Persiapan Puasa untuk Penderita Diabetes

posted Jul 27, 2011, 1:14 AM by ahmad fauzi   [ updated Jul 28, 2011, 8:55 PM ]
JAKARTA - Saat puasa gula darah orang akan turun. Tentunya bagi penderita diabetes, penurunan kadar gula darah punya konsekuensi yang serius. Boleh atau tidaknya penderita diabetes berpuasa sebaiknya mengikuti rekomendasi berikut ini.

Orang yang memiliki diabetes harus bisa mengontrol kadar gula darahnya dengan baik. Untuk itu lakukan kontrol sebelum puasa untuk mengetahui apakah ia boleh melakukan puasa atau tidak.

"Lakukan cek sebelum puasa seperti gula darah, tensi, fungsi ginjal, kolesterol, indeks massa tubuh dan berat badan sehingga bisa dilakukan stratifilasi risiko," ujar Dr Tri Juli Edi Tarigan, SpPD dalam acara seminar PAPDI dengan tema Ibadah Berkualitas Selama Puasa Tanpa Gangguan Penyakit di gedung Prodia, Rabu (27/7/2011).

Dr Tri Juli menuturkan nantinya akan keluar rekomendasi yang diperlukan untuk pasien seperti modifikasi pengobatan, karenanya setiap orang akan berbeda-beda rekomendasinya.

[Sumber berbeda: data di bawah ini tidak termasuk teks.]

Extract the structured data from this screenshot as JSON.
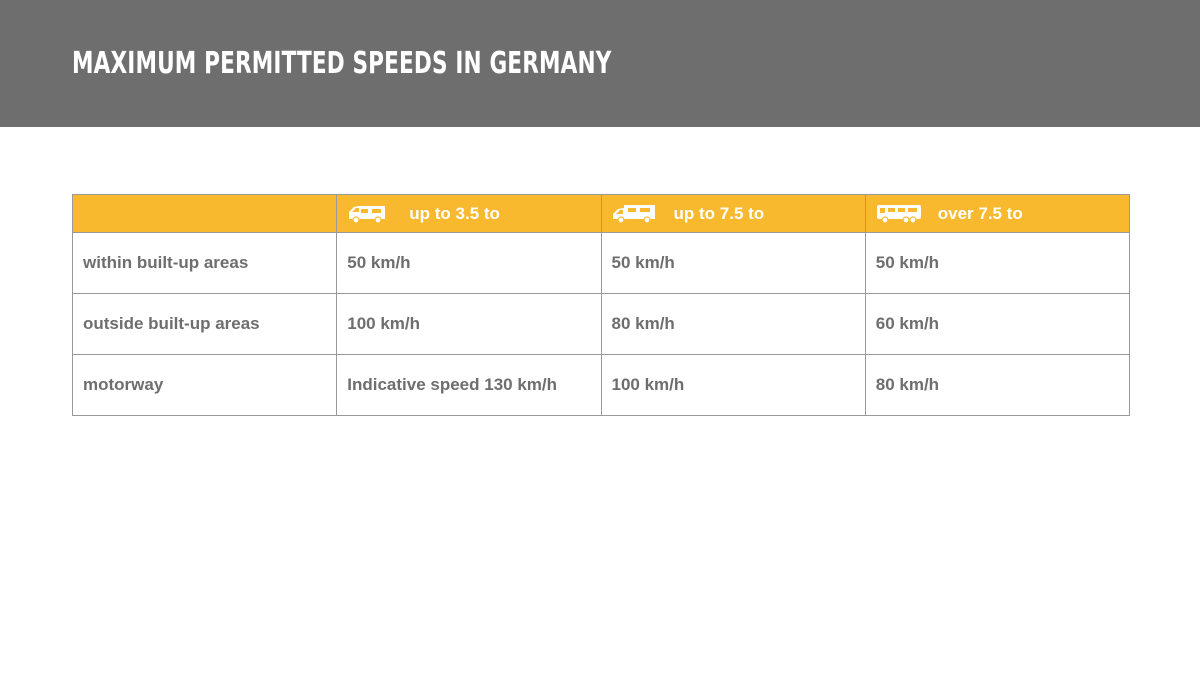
{
  "page": {
    "title": "MAXIMUM PERMITTED SPEEDS IN GERMANY"
  },
  "colors": {
    "header_bar": "#6e6e6e",
    "table_header": "#f9b92f",
    "text_gray": "#6e6e6e",
    "border": "#9a9a9a"
  },
  "table": {
    "columns": [
      {
        "label": "",
        "icon": ""
      },
      {
        "label": "up to 3.5 to",
        "icon": "van-icon"
      },
      {
        "label": "up to 7.5 to",
        "icon": "motorhome-icon"
      },
      {
        "label": "over 7.5 to",
        "icon": "large-motorhome-icon"
      }
    ],
    "rows": [
      {
        "label": "within built-up areas",
        "values": [
          "50 km/h",
          "50 km/h",
          "50 km/h"
        ]
      },
      {
        "label": "outside built-up areas",
        "values": [
          "100 km/h",
          "80 km/h",
          "60 km/h"
        ]
      },
      {
        "label": "motorway",
        "values": [
          "Indicative speed 130 km/h",
          "100 km/h",
          "80 km/h"
        ]
      }
    ]
  }
}
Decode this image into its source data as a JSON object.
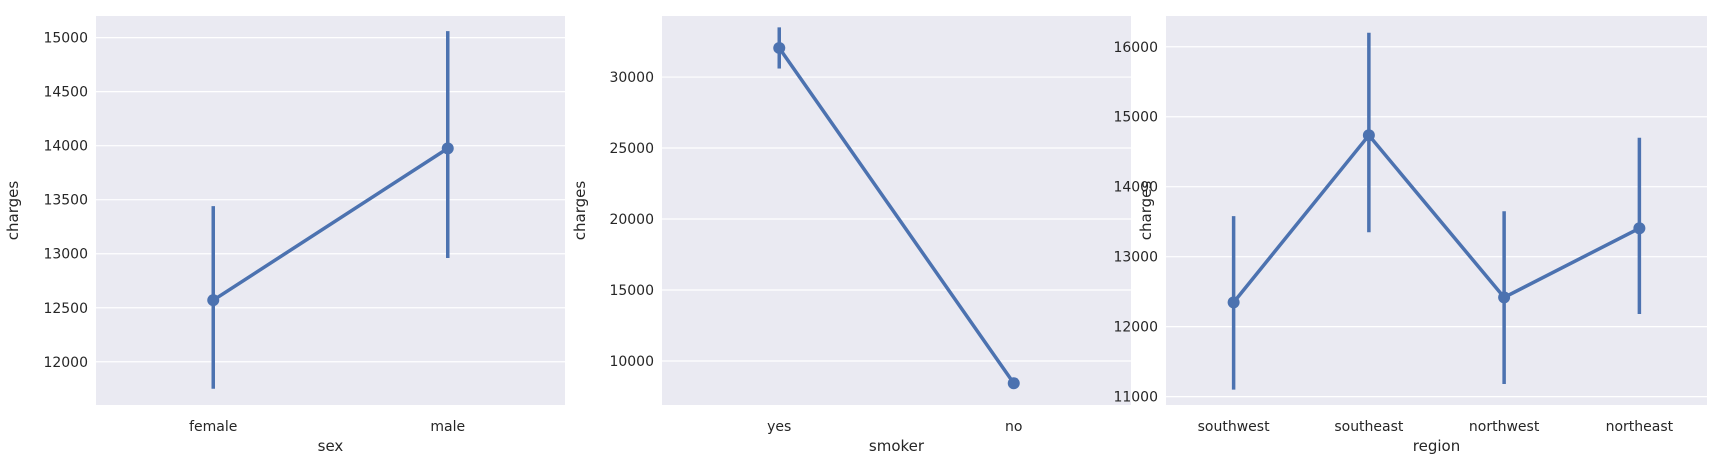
{
  "colors": {
    "series": "#4c72b0",
    "background": "#eaeaf2",
    "grid": "#ffffff"
  },
  "chart_data": [
    {
      "type": "line",
      "subtype": "pointplot",
      "xlabel": "sex",
      "ylabel": "charges",
      "categories": [
        "female",
        "male"
      ],
      "values": [
        12570,
        13975
      ],
      "ci_low": [
        11750,
        12960
      ],
      "ci_high": [
        13440,
        15060
      ],
      "ylim": [
        11600,
        15200
      ],
      "yticks": [
        12000,
        12500,
        13000,
        13500,
        14000,
        14500,
        15000
      ],
      "grid": true
    },
    {
      "type": "line",
      "subtype": "pointplot",
      "xlabel": "smoker",
      "ylabel": "charges",
      "categories": [
        "yes",
        "no"
      ],
      "values": [
        32050,
        8434
      ],
      "ci_low": [
        30600,
        8100
      ],
      "ci_high": [
        33500,
        8800
      ],
      "ylim": [
        6900,
        34300
      ],
      "yticks": [
        10000,
        15000,
        20000,
        25000,
        30000
      ],
      "grid": true
    },
    {
      "type": "line",
      "subtype": "pointplot",
      "xlabel": "region",
      "ylabel": "charges",
      "categories": [
        "southwest",
        "southeast",
        "northwest",
        "northeast"
      ],
      "values": [
        12347,
        14735,
        12418,
        13406
      ],
      "ci_low": [
        11100,
        13350,
        11180,
        12180
      ],
      "ci_high": [
        13580,
        16200,
        13650,
        14700
      ],
      "ylim": [
        10880,
        16440
      ],
      "yticks": [
        11000,
        12000,
        13000,
        14000,
        15000,
        16000
      ],
      "grid": true
    }
  ]
}
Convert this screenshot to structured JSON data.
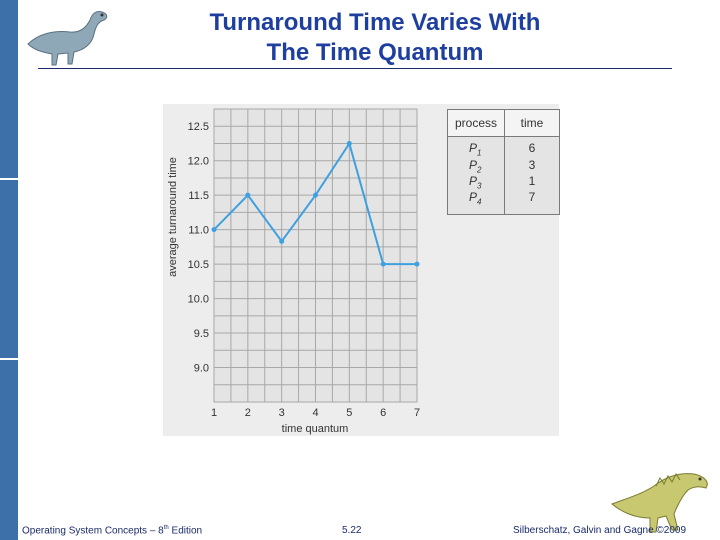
{
  "slide": {
    "title_line1": "Turnaround Time Varies With",
    "title_line2": "The Time Quantum"
  },
  "process_table": {
    "headers": [
      "process",
      "time"
    ],
    "rows": [
      {
        "name": "P",
        "sub": "1",
        "time": "6"
      },
      {
        "name": "P",
        "sub": "2",
        "time": "3"
      },
      {
        "name": "P",
        "sub": "3",
        "time": "1"
      },
      {
        "name": "P",
        "sub": "4",
        "time": "7"
      }
    ]
  },
  "footer": {
    "left_prefix": "Operating System Concepts – 8",
    "left_sup": "th",
    "left_suffix": " Edition",
    "page": "5.22",
    "right": "Silberschatz, Galvin and Gagne ©2009"
  },
  "colors": {
    "line": "#3ea0e0",
    "grid": "#a8a8a8",
    "title": "#1f3f9f",
    "side_bar": "#3d6fa8"
  },
  "chart_data": {
    "type": "line",
    "x": [
      1,
      2,
      3,
      4,
      5,
      6,
      7
    ],
    "series": [
      {
        "values": [
          11.0,
          11.5,
          10.83,
          11.5,
          12.25,
          10.5,
          10.5
        ]
      }
    ],
    "xlabel": "time quantum",
    "ylabel": "average turnaround time",
    "x_ticks": [
      "1",
      "2",
      "3",
      "4",
      "5",
      "6",
      "7"
    ],
    "y_ticks": [
      "9.0",
      "9.5",
      "10.0",
      "10.5",
      "11.0",
      "11.5",
      "12.0",
      "12.5"
    ],
    "xlim": [
      1,
      7
    ],
    "ylim": [
      8.5,
      12.75
    ],
    "grid": true
  }
}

Untuk mengetahui apakah seseorang dengan diabetes boleh melakukan puasa atau tidak, dilihat dari risiko yang dimilikinya dalam hal ini dibagi menjadi 4 tipe yaitu:

1. Risiko sangat tinggi
Seseorang dibilang memiliki risiko sangat tinggi jika ia memiliki diabetes saat hamil, diabetes tipe 1 yang sudah menggunakan insulin sejak awal diagnosis, sering mengalami gula darah drop yang berulang dan ketoasidosis (darahnya asam karena tingginya jumlah benda keton) berulang.

2. Risiko tinggi
Seseorang dibilang memiliki risiko tinggi jika ia sudah mengalami gangguan fungsi ginjal, tinggal sendiri dan menggunakan insulin atau sulfonilurea dan orang tua yang sakit-sakitan.

3. Risiko sedang
Seseorang dibilang memiliki risiko sedang jika kadar gula darahnya terkontrol dengan menggunakan obat sulfonilurea atau glinid.

4. Risiko ringan
Seseorang dibilang memiliki risiko ringan jika kadar gula darahnya terkontrol dengan diet saja atau menggunakan obat metformin atau TZD.

"Karena saat puasa kadar gula darah akan turun yang menyebabkan insulin berkurang dan hormon yang kerjanya berkebalikan dengan insulin justru meningkat seperti glukagon dan adrenalin yang berfungsi memecah glikogen sehingga memicu pembentukan keton dari hasil pemecahan non-karbohidrat," ungkapnya.

Selain itu penggunaan obat diabetes selama puasa juga bisa berubah, terutama obat yang harus dikonsumsi lebih dari 1 kali. Tetapi jika hanya kontrol diet saja atau menggunakan obat TZD umumnya pemakaian obat tidak berubah.

"Keputusan untuk puasa atau tidak pada pengidap diabetes bersifat individual dan dokter hanya memberikan saran, serta persiapan puasa juga sebaiknya dilakukan jauh waktu sebelum Ramadhan," ujar Dr Tri Juli.